Ces mots étaient assez clairs. Le mousquetaire les comprit; il salua donc M. Fouquet, puis Aramis avec une teinte de respect ironique, et disparut.
Alors M. Fouquet, dont toute l’impatience avait eu peine à attendre ce moment, s’élança vers la porte pour la fermer, et, revenant à l’évêque:
— Mon cher d’Herblay, dit-il, je crois qu’il est temps pour vous de m’expliquer ce qui se passe. En vérité, je n’y comprends plus rien.
— Nous allons vous expliquer tout cela, dit Aramis en s’asseyant et en faisant asseoir M. Fouquet. Par où faut-il commencer?
— Par ceci, d’abord.

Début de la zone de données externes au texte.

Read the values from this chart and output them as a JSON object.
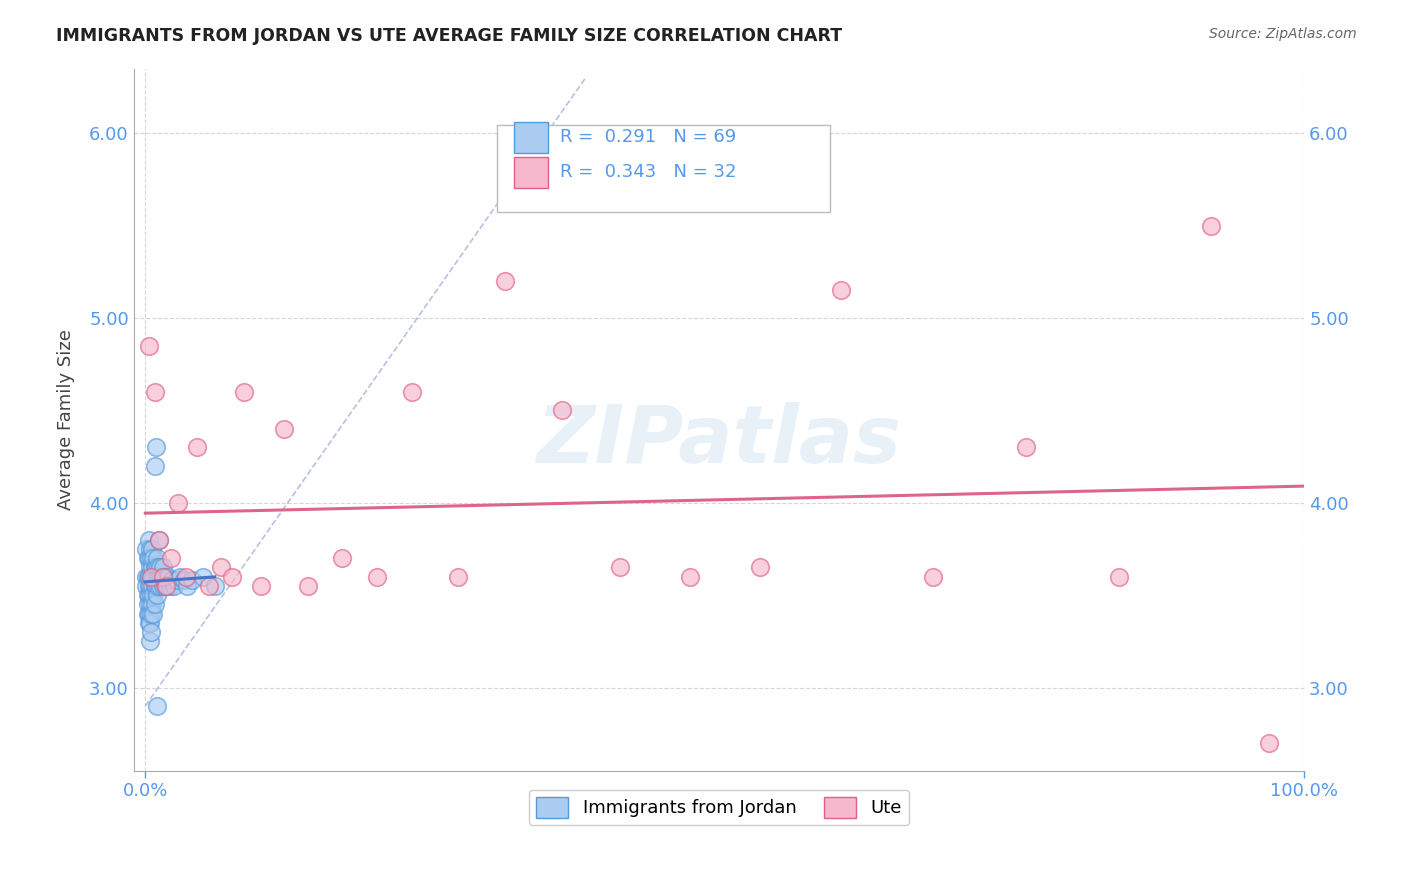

Avant tout autre intérêt, pourquoi le roi me fait-il mettre en liberté?
— Vous eussiez dû plutôt me demander pourquoi il vous faisait arrêter.
— Depuis mon arrestation, j’ai eu le temps d’y songer, et je crois qu’il s’agit bien un peu de jalousie. Ma fête a contrarié M. Colbert, et M. Colbert a trouvé quelque plan contre moi, le plan de Belle-Île, par exemple?
— Non, il ne s’agissait pas encore de Belle-Île.
— De quoi, alors?
— Vous souvenez-vous de ces quittances de treize millions que M. de Mazarin vous a fait voler?